閑話: 招待状
予想外の反応があります。
社交のシーズン、普通の王族なら招待状が沢山届く。社交に熱心な妃は少なくなかった。社交の場が妃の晴れ舞台だったりする。
だが、マリアンヌは極端に社交を敬遠していた。
どうしても必要なのにしか出ない。
そういうのを何年も繰り返すと、最初から招待状が届かなくなった。
そもそも、マリアンヌの噂はあまり良くない。悪女と評判の皇太子妃と積極的に縁を作りたがる貴族は多くなかった。
ラインハルトもそれに関しては何も言わない。
自分の目の届かないところにマリアンヌを行かせるのも不安といえば不安だ。
普通の貴族と違い王族を招待するのは少しばかりハードルが高いこともあり、マリアンヌの所に届く招待状は例年、少ない。

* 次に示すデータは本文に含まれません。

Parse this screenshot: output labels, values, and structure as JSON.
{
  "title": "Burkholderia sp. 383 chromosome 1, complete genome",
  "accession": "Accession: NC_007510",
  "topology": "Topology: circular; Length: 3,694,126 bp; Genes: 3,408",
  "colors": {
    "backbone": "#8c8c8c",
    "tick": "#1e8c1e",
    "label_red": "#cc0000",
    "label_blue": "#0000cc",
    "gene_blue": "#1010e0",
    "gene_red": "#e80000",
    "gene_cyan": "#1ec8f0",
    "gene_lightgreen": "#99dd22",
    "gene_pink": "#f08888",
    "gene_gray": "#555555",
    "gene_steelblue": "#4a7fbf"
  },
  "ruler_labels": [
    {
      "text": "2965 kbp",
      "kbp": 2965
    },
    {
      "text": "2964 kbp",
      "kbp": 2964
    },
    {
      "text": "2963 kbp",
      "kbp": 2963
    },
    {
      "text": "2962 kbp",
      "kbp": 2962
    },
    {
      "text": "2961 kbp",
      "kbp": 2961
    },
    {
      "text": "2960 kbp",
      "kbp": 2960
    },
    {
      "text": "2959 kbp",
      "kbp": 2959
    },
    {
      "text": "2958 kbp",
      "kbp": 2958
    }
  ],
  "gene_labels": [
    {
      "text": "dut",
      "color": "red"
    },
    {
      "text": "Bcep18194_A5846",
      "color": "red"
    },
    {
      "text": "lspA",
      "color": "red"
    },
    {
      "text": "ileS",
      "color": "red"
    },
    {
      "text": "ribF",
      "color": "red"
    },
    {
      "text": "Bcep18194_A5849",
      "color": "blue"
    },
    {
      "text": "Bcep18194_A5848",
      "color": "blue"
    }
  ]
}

マリアンヌとしては清々していたのだが、アドリアンのことが噂になると、それが変った。
やたらとパーティの招待状が届くようになる。
目的はわかっていた。
婚約者がいない息子達に、自分の娘を紹介したいらしい。
「わかりやすくて、ある意味、清々しいですね」
マリアンヌは苦笑した。
「面倒なので、全部まとめて欠席とかは駄目ですかね?」
真顔でラインハルトに相談する。
「その台詞が冗談でないことが私は怖いよ」
ラインハルトは苦笑した。
(やっぱり、駄目か)
心の中でマリアンヌはぼやく。
パーティに行くのも気が重いが、それ以上に母と娘にセットで突撃されるのが面倒くさい。
ここぞとばかりにアピールされても困るだけだ。
(12歳の子供に婚約者って。でもこの世界では、別に早いわけではないのよね)
マリアンヌはやれやれと思う。
まだ12歳だから……と断りを口に出来ないのが辛いところだ。早い子だと、8歳とか9歳とかで婚約が決まる。爵位が高ければ高いほど、早めだ。

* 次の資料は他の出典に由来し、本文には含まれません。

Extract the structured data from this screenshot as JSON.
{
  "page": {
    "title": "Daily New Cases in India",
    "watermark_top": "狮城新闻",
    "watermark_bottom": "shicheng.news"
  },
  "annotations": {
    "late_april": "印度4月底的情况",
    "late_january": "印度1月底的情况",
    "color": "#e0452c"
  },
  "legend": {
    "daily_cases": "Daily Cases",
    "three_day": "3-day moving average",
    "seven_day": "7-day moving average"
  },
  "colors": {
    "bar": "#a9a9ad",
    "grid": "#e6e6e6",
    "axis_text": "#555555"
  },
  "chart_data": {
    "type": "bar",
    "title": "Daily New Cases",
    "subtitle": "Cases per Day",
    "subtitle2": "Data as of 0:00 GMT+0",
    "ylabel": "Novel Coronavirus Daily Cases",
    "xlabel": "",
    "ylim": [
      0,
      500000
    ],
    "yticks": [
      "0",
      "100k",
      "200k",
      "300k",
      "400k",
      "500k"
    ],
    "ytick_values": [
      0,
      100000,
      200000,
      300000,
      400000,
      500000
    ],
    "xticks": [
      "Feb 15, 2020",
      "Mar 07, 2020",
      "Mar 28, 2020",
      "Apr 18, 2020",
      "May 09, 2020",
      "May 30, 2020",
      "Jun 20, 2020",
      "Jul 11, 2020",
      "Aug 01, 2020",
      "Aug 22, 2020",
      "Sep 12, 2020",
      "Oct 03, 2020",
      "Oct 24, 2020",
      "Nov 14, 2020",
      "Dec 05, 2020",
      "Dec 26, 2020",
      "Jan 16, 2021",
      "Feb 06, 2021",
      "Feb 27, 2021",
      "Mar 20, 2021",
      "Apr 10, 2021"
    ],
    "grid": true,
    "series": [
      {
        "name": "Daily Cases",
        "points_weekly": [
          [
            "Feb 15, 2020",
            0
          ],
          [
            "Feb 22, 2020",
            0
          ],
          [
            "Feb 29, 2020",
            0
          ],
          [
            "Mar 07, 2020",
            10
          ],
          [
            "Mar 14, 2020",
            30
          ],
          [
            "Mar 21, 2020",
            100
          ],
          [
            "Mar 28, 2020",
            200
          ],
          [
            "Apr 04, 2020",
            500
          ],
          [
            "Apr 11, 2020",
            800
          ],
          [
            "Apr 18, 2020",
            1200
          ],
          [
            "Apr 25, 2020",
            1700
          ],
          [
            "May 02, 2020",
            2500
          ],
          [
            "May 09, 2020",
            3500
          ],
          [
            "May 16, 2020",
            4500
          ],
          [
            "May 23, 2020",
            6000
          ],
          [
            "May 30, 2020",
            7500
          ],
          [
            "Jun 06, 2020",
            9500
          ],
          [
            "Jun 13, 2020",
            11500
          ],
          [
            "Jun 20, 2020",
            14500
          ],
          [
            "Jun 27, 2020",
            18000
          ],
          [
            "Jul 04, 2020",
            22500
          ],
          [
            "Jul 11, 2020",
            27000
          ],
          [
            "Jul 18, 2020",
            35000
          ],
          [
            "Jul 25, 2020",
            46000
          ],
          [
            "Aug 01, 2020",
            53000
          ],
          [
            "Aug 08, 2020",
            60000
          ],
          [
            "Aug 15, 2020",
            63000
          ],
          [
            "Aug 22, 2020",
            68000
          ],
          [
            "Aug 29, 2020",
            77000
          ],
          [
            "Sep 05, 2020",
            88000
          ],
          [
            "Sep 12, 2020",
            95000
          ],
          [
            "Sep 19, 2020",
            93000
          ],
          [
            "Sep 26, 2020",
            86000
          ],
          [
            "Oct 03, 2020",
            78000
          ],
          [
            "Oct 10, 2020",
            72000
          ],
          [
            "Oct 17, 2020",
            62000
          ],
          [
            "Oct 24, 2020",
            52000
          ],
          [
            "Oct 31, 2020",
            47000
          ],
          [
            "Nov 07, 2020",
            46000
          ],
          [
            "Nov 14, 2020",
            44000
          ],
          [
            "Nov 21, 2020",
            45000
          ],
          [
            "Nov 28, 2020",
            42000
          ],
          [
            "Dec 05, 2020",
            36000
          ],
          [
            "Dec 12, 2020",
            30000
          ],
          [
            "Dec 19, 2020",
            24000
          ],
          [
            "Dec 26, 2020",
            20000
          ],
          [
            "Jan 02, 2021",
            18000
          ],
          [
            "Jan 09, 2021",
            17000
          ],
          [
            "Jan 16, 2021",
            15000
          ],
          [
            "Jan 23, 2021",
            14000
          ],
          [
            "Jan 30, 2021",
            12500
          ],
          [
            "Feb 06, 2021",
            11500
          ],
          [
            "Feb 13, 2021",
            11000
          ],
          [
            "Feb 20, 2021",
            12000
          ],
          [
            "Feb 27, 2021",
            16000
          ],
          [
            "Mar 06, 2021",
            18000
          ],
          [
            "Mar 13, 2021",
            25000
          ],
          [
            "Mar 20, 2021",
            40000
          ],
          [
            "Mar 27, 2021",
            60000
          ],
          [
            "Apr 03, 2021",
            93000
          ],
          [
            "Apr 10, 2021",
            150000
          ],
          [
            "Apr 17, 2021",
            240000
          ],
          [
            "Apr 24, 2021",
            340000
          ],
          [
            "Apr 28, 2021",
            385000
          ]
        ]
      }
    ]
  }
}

そういう意味で言えば、アドリアンやオーレリアンだけでなく、エイドリアンに話が来る可能性だってある。
「ラインハルト様はどう考えています?」
マリアンヌは尋ねた。そういう話は今までしたことがない。
「自分が19歳まで婚約もしないでいたのに、息子達にだけ早く婚約者を決めろというつもりはないよ」
もっともな言葉が返ってきた。
「それもそうですね」
マリアンヌは納得する。
「じゃあ……」
その手の話は全部見送りましょうと言いかけたマリアンヌの声をラインハルトは遮る。
「でも、全く考えなくていいとも思ってはいない」
なんとも微妙な顔をした。
「というと?」
マリアンヌは先を促す。
「パーティの招待くらいなら可愛いものだ。私の所には婚約の打診ががんがん来ているよ」
ラインハルトはため息をついた。
「初耳です」
マリアンヌは驚く。
「とりあえず全て、断わっている」
ラインハルトは困った顔をした。
最近、どこに行ってもアドリアンとオーレリアンの事で話し掛けられる。二人は寄宿学校に行って王都を離れていたこともあり、情報があまりに少なかった。
何でもいいからと知りたがられる。
マリアンヌに届いている招待状も、見合いをセッティングしたいのと、二人の情報を知りたいのの両方だろう。
「この状況は、考えていませんでした」
マリアンヌはやれやれという顔をした。
「いっそ、招待状をくれた方々を一気に全部招待して、パーティを開き、一度に終わらせてしまいますか」
まんざら冗談でもなさそうなことを言う。
「意外と悪くない案じゃないですか?」
少し考え込んで、呟いた。
「悪くはないが、面倒そうだ」
ラインハルトはうんざりする。
一人や二人でも厄介なのに、それがまとめてやってくるのを想像した。
「でも、個別に対応するより面倒くさくはないんじゃないですか?」
マリアンヌは真っ直ぐ、ラインハルトの目を見た。
「結局、情報が不足しているから、それを求めてハイエナのように群がってくるのです。自分で情報収集する機会を与えてしまいましょう」
面倒くさくて投げ出したいのを、マリアンヌは隠しもしない。
「……考えてみよう」
ラインハルトは返事をした。
勝手に選んでと思っていますが、勝手に選ばれるのも困るとも思っています。